Led by multi-disciplinary team at the Wellcome-MRC Cambridge Stem Cell Institute (University of Cambridge), the research looked at how stiffening of the brain – caused by ageing – leads to brain stem cell dysfunction. In studying young and old rat brains the team investigated the role of brain stiffening on oligodendrocyte progenitor cells (OPCs). These cells are vital for normal brain function and for regenerating myelin, a ‘fatty sheath’ around nerves that become impaired in MS and contribute to its deterioration. By swapping older OPCs onto younger brains the scientists discovered new life can be breathed into them.

Dr Kevin Chalut, who co-led the research, said that “what was especially interesting” was that “when the old brain cells were grown on the soft material, they began to function like young cells – in other words, they were rejuvenated.”
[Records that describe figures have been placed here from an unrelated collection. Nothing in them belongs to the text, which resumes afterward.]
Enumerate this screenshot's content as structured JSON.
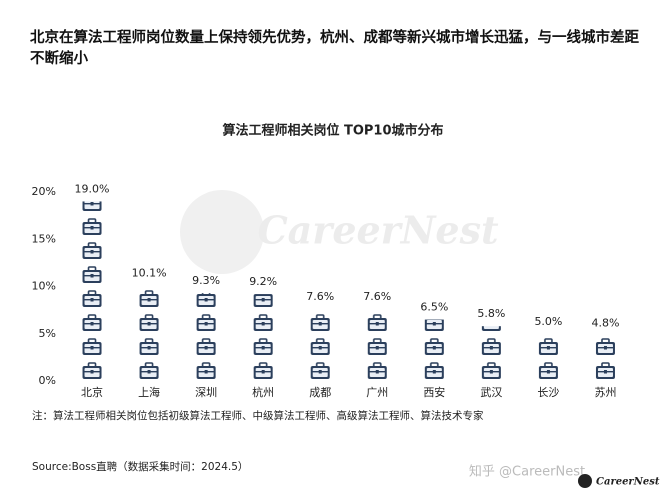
{
  "headline": "北京在算法工程师岗位数量上保持领先优势，杭州、成都等新兴城市增长迅猛，与一线城市差距不断缩小",
  "chart_data": {
    "type": "pictogram",
    "title": "算法工程师相关岗位 TOP10城市分布",
    "categories": [
      "北京",
      "上海",
      "深圳",
      "杭州",
      "成都",
      "广州",
      "西安",
      "武汉",
      "长沙",
      "苏州"
    ],
    "values": [
      19.0,
      10.1,
      9.3,
      9.2,
      7.6,
      7.6,
      6.5,
      5.8,
      5.0,
      4.8
    ],
    "value_labels": [
      "19.0%",
      "10.1%",
      "9.3%",
      "9.2%",
      "7.6%",
      "7.6%",
      "6.5%",
      "5.8%",
      "5.0%",
      "4.8%"
    ],
    "color": "#2b3f5c",
    "ylim": [
      0,
      20
    ],
    "yticks": [
      {
        "value": 0,
        "label": "0%"
      },
      {
        "value": 5,
        "label": "5%"
      },
      {
        "value": 10,
        "label": "10%"
      },
      {
        "value": 15,
        "label": "15%"
      },
      {
        "value": 20,
        "label": "20%"
      }
    ]
  },
  "note": "注：算法工程师相关岗位包括初级算法工程师、中级算法工程师、高级算法工程师、算法技术专家",
  "source": "Source:Boss直聘（数据采集时间：2024.5）",
  "watermark": "CareerNest",
  "footer": {
    "platform": "知乎 @CareerNest",
    "brand": "CareerNest"
  }
}
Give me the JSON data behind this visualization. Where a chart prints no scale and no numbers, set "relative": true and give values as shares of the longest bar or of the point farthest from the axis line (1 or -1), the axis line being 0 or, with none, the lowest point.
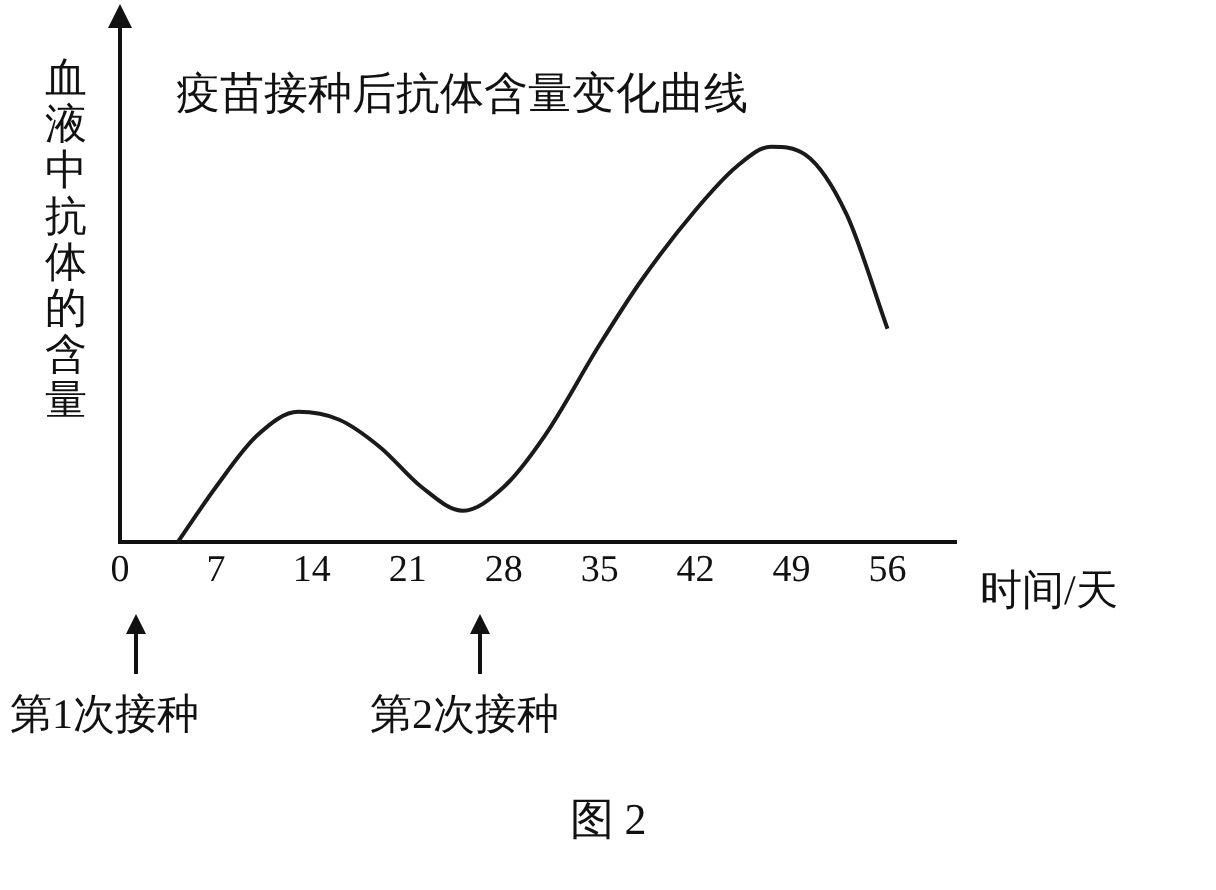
{
  "chart_data": {
    "type": "line",
    "title": "疫苗接种后抗体含量变化曲线",
    "xlabel": "时间/天",
    "ylabel": "血液中抗体的含量",
    "relative": true,
    "color": "#1a1a1a",
    "marker": "none",
    "grid": false,
    "legend": false,
    "x": [
      4.2,
      7,
      10,
      13,
      16,
      19,
      22,
      25,
      28,
      31,
      35,
      38,
      42,
      45,
      47.5,
      50,
      53,
      56
    ],
    "values": [
      0,
      0.14,
      0.27,
      0.33,
      0.31,
      0.24,
      0.14,
      0.08,
      0.14,
      0.27,
      0.5,
      0.66,
      0.84,
      0.95,
      1,
      0.98,
      0.83,
      0.54
    ],
    "xlim": [
      0,
      61
    ],
    "xticks": [
      0,
      7,
      14,
      21,
      28,
      35,
      42,
      49,
      56
    ],
    "annotations": [
      "第1次接种",
      "第2次接种",
      "图 2"
    ]
  }
}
On the implications for tackling MS, Dr Susan Kohlhaas, Director of Research at the MS Society, added: “MS is relentless, painful, and disabling, and treatments that can slow and prevent the accumulation of disability over time are desperately needed. The Cambridge team’s discoveries on how brain stem cells age and how this process might be reversed have important implications for future treatment, because it gives us a new target to address issues associated with aging and MS, including how to potentially regain lost function in the brain.”

The research was published in Nature.